Invited Talks & Industry Case Studies

Lee Pike, "Programming Languages for High-Assurance Vehicles" (Galois, Inc.)

We report on our experiences in synthesizing a fully-featured autopilot from embedded domain-specific languages (EDSLs) hosted in Haskell. The autopilot was built for the DARPA High-Assurance Cyber-Military Systems (HACMS) program. After an independent red-team assessment, one government official remarked that it was likely "the most secure UAV in the world". We will also describe our experiences in transitioning the EDSLs to Boeing for use in large-scale platforms. The EDSLs and autopilot are both open-source.


Richo Healey, Dominic Spill, "Embedded Nom: a case study of memory safe parsing in resource constrained environments" (Great Scott Gadgets)

Modern embedded devices have a near unilateral need to parse complex structured data in order to operate. Historically, the parsers for these formats have been defect prone, difficult to work on, and often inefficient.

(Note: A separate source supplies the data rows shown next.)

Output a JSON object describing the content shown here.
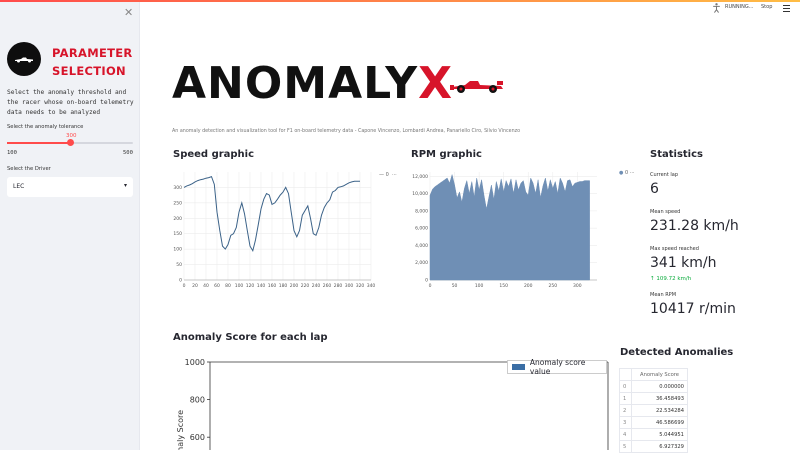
{
  "sidebar": {
    "title_line1": "PARAMETER",
    "title_line2": "SELECTION",
    "description": "Select the anomaly threshold and the racer whose on-board telemetry data needs to be analyzed",
    "tolerance_label": "Select the anomaly tolerance",
    "slider": {
      "value": "300",
      "min": "100",
      "max": "500",
      "fraction": 0.5
    },
    "driver_label": "Select the Driver",
    "driver_value": "LEC"
  },
  "header": {
    "running": "RUNNING...",
    "stop": "Stop"
  },
  "main": {
    "title_text": "ANOMALY",
    "title_x": "X",
    "subtitle": "An anomaly detection and visualization tool for F1 on-board telemetry data - Capone Vincenzo, Lombardi Andrea, Panariello Ciro, Silvio Vincenzo"
  },
  "speed_chart": {
    "heading": "Speed graphic",
    "legend": "0",
    "chart_data": {
      "type": "line",
      "title": "",
      "xlim": [
        0,
        340
      ],
      "ylim": [
        0,
        350
      ],
      "xticks": [
        "0",
        "20",
        "40",
        "60",
        "80",
        "100",
        "120",
        "140",
        "160",
        "180",
        "200",
        "220",
        "240",
        "260",
        "280",
        "300",
        "320",
        "340"
      ],
      "yticks": [
        "0",
        "50",
        "100",
        "150",
        "200",
        "250",
        "300"
      ],
      "x": [
        0,
        5,
        10,
        15,
        20,
        25,
        30,
        35,
        40,
        45,
        50,
        55,
        60,
        65,
        70,
        75,
        80,
        85,
        90,
        95,
        100,
        105,
        110,
        115,
        120,
        125,
        130,
        135,
        140,
        145,
        150,
        155,
        160,
        165,
        170,
        175,
        180,
        185,
        190,
        195,
        200,
        205,
        210,
        215,
        220,
        225,
        230,
        235,
        240,
        245,
        250,
        255,
        260,
        265,
        270,
        275,
        280,
        285,
        290,
        295,
        300,
        305,
        310,
        315,
        320
      ],
      "y": [
        300,
        305,
        308,
        312,
        318,
        322,
        325,
        327,
        330,
        332,
        335,
        310,
        220,
        160,
        110,
        100,
        115,
        145,
        150,
        170,
        220,
        250,
        215,
        160,
        110,
        95,
        130,
        180,
        230,
        262,
        280,
        275,
        245,
        250,
        262,
        275,
        285,
        300,
        280,
        220,
        160,
        140,
        160,
        210,
        225,
        240,
        200,
        150,
        145,
        170,
        210,
        235,
        250,
        260,
        285,
        290,
        300,
        302,
        305,
        310,
        315,
        318,
        320,
        320,
        320
      ]
    }
  },
  "rpm_chart": {
    "heading": "RPM graphic",
    "legend": "0",
    "chart_data": {
      "type": "area",
      "title": "",
      "xlim": [
        0,
        340
      ],
      "ylim": [
        0,
        12500
      ],
      "xticks": [
        "0",
        "50",
        "100",
        "150",
        "200",
        "250",
        "300"
      ],
      "yticks": [
        "0",
        "2,000",
        "4,000",
        "6,000",
        "8,000",
        "10,000",
        "12,000"
      ],
      "x": [
        0,
        5,
        10,
        15,
        20,
        25,
        30,
        35,
        40,
        45,
        50,
        55,
        60,
        65,
        70,
        75,
        80,
        85,
        90,
        95,
        100,
        105,
        110,
        115,
        120,
        125,
        130,
        135,
        140,
        145,
        150,
        155,
        160,
        165,
        170,
        175,
        180,
        185,
        190,
        195,
        200,
        205,
        210,
        215,
        220,
        225,
        230,
        235,
        240,
        245,
        250,
        255,
        260,
        265,
        270,
        275,
        280,
        285,
        290,
        295,
        300,
        305,
        310,
        315,
        320,
        325
      ],
      "y": [
        9800,
        10500,
        10800,
        11000,
        11200,
        11400,
        11600,
        11800,
        11200,
        12200,
        11000,
        9500,
        10200,
        9000,
        10600,
        11500,
        10000,
        11400,
        9600,
        11800,
        10400,
        11600,
        9800,
        8200,
        9600,
        11000,
        9300,
        11400,
        10300,
        11700,
        10200,
        11500,
        10800,
        11700,
        10000,
        11600,
        10400,
        11200,
        11500,
        10200,
        9800,
        11800,
        11200,
        10000,
        11600,
        9500,
        10900,
        11800,
        10300,
        11600,
        10600,
        11400,
        10000,
        11800,
        11200,
        10200,
        11500,
        11600,
        10800,
        11200,
        11300,
        11400,
        11400,
        11500,
        11500,
        11500
      ]
    }
  },
  "stats": {
    "heading": "Statistics",
    "current_lap_label": "Current lap",
    "current_lap": "6",
    "mean_speed_label": "Mean speed",
    "mean_speed": "231.28 km/h",
    "max_speed_label": "Max speed reached",
    "max_speed": "341 km/h",
    "max_speed_delta": "109.72 km/h",
    "mean_rpm_label": "Mean RPM",
    "mean_rpm": "10417 r/min"
  },
  "anomaly_chart": {
    "heading": "Anomaly Score for each lap",
    "chart_data": {
      "type": "bar",
      "title": "",
      "ylabel": "Anomaly Score",
      "ylim": [
        0,
        1000
      ],
      "yticks": [
        "1000",
        "800",
        "600"
      ],
      "series": [
        {
          "name": "Anomaly score value",
          "values": []
        }
      ]
    }
  },
  "anomalies": {
    "heading": "Detected Anomalies",
    "column": "Anomaly Score",
    "rows": [
      {
        "idx": "0",
        "val": "0.000000"
      },
      {
        "idx": "1",
        "val": "36.458493"
      },
      {
        "idx": "2",
        "val": "22.534284"
      },
      {
        "idx": "3",
        "val": "46.586699"
      },
      {
        "idx": "4",
        "val": "5.044951"
      },
      {
        "idx": "5",
        "val": "6.927329"
      }
    ]
  },
  "colors": {
    "accent": "#ff4b4b",
    "brand_red": "#d7142a",
    "line": "#3b6288",
    "area": "#6f8fb5",
    "bar": "#3a6ea5",
    "delta_green": "#09ab3b"
  },
  "icons": [
    "close-icon",
    "f1-car-icon",
    "running-icon",
    "hamburger-icon",
    "chevron-down-icon",
    "arrow-up-icon"
  ]
}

We present a working example of parsers constructed using a modified version of the Nom parser combinator framework operating on an embedded platform, parsing complex input formats and safely and efficiently converting this into structured data.

Further, we demonstrate that these parsers can safely be integrated with an existing C codebase, clearing the way for incremental migrations to memory safe languages in environments where greenfield rewrites are economically infeasible.


Alex Bazhaniuk, "How the BIOS assures its handling of inputs" (Intel)

In this presentation I will explain different types of input to firmware interfaces, and different approaches for BIOS analysis in the perspective of formal validation as well as finding vulnerabilities. I will discuss examples of static analysis, dynamic analysis, and symbolic execution analysis of BIOS components.


LangSec Roundtable

2016: The Year of LangSec Bugs?

Every year since 2014 most bugs that topped LangSec headlines were "LangSec" bugs, findable and preventable using the LangSec approach. Did 2016 have the worst LangSec bugs yet?